Mis padres siguieron conduciendo y llegamos a Blue Merck's Town al mediodía; el pueblo estaba más loco de lo habitual, y mi madre quiso saber el porqué, de modo que hizo que mi padre entrara a la Calle Concordia y hablara con la señora más chismosa de todo el pueblo: La vieja Hildegarde.
La Sra. Hildegarde tiene una verdulería en la Calle Concordia, y si la imaginaste con escoba en mano y sombrero de paja, entonces estás en lo correcto. Así se la pasa todo el día; no tiene familia, y aunque ella crea lo contrario, mucho menos amigos.
—Qué gusto verla, Sra. Wolff —saludó la Sra. Hildegarde, y mi madre hizo lo mismo. Una vez terminadas las formalidades mi madre se decidió a preguntar:
—Estábamos fuera solo por... —Observó a mi padre, en un falso intento de no recordar la fecha—. ¿Cuánto tiempo, cariño? Oh sí, estuvimos fuera tres días, y lo cierto es que el pueblo ya no parece el mismo. ¿No le parece?
—¡Oh! Sra. Wolff, ni se imagina las cosas que han ocurrido. No crea usted que estoy loca, y si quiere cualquier persona se lo puede confirmar...
—Vaya al grano —gruñó mi padre.
La Sra. Hildegarde hizo un gesto de sentirse ofendida, pero igualmente continuó:
—Hay un monstruo en el pueblo —Señaló una casa que se veía atípica junto tantas casas Victorianas—, y de allí salió. Esta mañana el capitán Moddy vino con un par de hombres. El monstruo asesinó a la niña de esa familia. La madre sollozaba, pobre.
—¿Se refiere a un monstruo o...?
—Oh, no. Me refiero a un verdadero monstruo, tiene que ver la casa. Eso no lo hace un humano, y el chico que acompaña al detective extranjero dijo que las marcas que había en la escena eran de algún animal extraño, entonces el detective extranjero dijo que podría ser un oso...
—En el pueblo no hay osos —dije.
—Sí, eso le contestaron.
—¿Extranjero? —preguntó mi madre.
—Sí.
—Y justamente cuando él llega, pasan estas cosas.

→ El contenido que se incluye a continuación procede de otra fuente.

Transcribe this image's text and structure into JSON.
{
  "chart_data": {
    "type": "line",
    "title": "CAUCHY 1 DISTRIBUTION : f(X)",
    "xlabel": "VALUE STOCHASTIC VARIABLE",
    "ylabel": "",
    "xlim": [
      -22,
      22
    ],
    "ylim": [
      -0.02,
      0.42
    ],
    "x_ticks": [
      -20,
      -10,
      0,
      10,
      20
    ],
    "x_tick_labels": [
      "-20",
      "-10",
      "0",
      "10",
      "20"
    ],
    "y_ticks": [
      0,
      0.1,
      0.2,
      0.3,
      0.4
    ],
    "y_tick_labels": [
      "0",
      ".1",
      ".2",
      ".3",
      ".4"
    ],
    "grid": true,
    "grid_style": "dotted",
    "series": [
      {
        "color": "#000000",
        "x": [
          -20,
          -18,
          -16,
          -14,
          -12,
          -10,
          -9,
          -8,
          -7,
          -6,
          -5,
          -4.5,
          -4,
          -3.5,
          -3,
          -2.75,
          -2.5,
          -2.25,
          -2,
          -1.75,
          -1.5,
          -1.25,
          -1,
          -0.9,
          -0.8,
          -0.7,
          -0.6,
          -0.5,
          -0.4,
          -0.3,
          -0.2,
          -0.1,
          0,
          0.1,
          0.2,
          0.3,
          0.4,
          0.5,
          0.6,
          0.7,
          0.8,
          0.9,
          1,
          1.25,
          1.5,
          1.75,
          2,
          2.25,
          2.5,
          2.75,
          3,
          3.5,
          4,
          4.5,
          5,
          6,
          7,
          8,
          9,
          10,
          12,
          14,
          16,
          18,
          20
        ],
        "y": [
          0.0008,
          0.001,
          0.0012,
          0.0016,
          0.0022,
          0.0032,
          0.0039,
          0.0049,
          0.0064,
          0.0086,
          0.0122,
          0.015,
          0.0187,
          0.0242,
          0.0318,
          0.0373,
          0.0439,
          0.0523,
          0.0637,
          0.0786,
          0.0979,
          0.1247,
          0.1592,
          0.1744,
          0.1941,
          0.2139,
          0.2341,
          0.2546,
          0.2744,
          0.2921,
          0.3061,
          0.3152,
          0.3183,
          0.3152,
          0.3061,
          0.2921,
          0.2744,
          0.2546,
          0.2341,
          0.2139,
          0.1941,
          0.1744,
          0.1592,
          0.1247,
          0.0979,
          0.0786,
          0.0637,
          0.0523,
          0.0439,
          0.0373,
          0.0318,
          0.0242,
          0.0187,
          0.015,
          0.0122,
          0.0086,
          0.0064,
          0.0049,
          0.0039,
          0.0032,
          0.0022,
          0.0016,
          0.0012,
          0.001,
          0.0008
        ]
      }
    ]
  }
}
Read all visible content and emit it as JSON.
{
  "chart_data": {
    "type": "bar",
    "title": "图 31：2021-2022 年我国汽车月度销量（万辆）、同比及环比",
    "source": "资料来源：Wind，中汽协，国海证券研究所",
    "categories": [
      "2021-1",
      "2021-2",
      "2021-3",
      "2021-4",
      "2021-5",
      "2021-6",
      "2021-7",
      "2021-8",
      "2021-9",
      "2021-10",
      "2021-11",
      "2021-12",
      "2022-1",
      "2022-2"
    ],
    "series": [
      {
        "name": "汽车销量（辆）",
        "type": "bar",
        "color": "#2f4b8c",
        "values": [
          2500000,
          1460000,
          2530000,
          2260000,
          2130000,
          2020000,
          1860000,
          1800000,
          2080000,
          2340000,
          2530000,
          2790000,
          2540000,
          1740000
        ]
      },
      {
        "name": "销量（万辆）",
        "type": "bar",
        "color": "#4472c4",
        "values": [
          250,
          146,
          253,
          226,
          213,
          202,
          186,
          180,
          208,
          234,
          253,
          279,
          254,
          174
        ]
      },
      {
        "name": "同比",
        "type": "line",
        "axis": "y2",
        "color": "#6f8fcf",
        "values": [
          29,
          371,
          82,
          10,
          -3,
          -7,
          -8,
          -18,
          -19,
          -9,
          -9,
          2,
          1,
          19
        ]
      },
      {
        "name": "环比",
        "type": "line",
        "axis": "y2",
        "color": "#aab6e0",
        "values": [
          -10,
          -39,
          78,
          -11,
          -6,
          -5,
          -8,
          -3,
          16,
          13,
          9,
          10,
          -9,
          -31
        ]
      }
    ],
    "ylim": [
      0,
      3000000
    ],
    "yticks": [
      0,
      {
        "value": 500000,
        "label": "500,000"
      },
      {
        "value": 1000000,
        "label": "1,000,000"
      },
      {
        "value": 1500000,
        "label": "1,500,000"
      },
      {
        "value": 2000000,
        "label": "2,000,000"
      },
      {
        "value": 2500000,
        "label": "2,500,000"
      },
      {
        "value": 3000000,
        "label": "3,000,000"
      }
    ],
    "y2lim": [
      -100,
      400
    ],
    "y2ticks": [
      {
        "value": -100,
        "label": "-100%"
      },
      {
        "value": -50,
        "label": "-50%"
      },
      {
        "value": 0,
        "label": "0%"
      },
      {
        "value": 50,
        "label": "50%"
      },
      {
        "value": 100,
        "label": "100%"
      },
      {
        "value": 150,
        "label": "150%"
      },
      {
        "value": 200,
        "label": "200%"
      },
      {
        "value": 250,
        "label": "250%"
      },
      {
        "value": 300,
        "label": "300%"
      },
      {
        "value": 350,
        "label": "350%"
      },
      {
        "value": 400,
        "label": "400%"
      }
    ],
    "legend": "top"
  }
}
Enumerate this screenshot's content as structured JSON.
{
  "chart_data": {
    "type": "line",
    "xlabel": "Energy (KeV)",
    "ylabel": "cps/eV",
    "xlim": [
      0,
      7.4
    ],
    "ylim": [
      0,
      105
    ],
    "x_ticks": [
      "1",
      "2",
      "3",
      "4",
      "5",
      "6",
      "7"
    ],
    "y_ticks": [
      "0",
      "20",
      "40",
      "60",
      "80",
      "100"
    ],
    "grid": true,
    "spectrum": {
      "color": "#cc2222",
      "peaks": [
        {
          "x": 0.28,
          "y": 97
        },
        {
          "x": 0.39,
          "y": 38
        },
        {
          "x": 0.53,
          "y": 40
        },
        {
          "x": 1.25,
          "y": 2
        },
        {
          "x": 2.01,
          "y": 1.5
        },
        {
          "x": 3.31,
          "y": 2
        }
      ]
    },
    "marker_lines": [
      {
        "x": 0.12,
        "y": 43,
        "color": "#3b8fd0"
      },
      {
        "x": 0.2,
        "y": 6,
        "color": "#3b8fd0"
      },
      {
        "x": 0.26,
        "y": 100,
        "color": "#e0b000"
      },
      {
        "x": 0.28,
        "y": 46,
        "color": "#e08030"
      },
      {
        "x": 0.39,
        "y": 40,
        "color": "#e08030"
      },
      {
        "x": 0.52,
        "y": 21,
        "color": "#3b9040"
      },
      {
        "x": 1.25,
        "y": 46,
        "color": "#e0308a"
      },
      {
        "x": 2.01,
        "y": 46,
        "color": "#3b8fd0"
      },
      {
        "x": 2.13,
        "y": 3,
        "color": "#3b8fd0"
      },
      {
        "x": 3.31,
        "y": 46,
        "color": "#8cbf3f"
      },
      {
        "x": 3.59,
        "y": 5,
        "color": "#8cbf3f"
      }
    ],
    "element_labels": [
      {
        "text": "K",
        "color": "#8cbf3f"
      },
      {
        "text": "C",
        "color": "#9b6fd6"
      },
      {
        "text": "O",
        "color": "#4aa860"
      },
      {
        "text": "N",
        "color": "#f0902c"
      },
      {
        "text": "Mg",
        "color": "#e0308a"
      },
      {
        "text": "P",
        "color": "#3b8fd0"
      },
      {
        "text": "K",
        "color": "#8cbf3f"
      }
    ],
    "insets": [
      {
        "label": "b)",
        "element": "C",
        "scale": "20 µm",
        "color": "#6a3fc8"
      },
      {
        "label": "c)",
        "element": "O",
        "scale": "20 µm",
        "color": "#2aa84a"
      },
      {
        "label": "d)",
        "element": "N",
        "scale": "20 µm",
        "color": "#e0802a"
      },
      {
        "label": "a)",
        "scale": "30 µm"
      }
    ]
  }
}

—Extranjeros —dijo la Sra. Hildegarde con malicia—, no se puede confiar en ellos.
—Estoy totalmente de acuerdo.
—No sé en realidad por qué estás de acuerdo, madre. ¿Tú y papá no eran extranjeros? Aún después de 22 años lo siguen siendo. Esta no es la tierra donde fueron criados, y nunca lo será. Y usted aún conserva su acento ruso, usted es una extranjera de primera, y no tiene amigos, no tiene familia, no tiene a nadie que la quiera, no tiene a nadie que confíe en usted. Es solo una vieja chismosa de un pueblo el cual nadie conoce.
Te confieso, Richard Parker, que cuando mi madre dijo lo de los extranjeros me enfurecí. No tenía sentido lo que decía, y mucho menos que estuviera de acuerdo con alguien como la vieja Hildegarde. Luego de eso le dije a mi padre que me había empezado a doler la cabeza, y que por favor me llevara a casa. Él asintió, y pisó el acelerador mientras la Sra. Hildegarde vociferaba un montón de estupideces. Cuando íbamos llegando a casa, le dije a mi madre:
—No fueron tres, fueron dos y medio.
—¿Qué?
—Los días que estuvimos fuera del pueblo.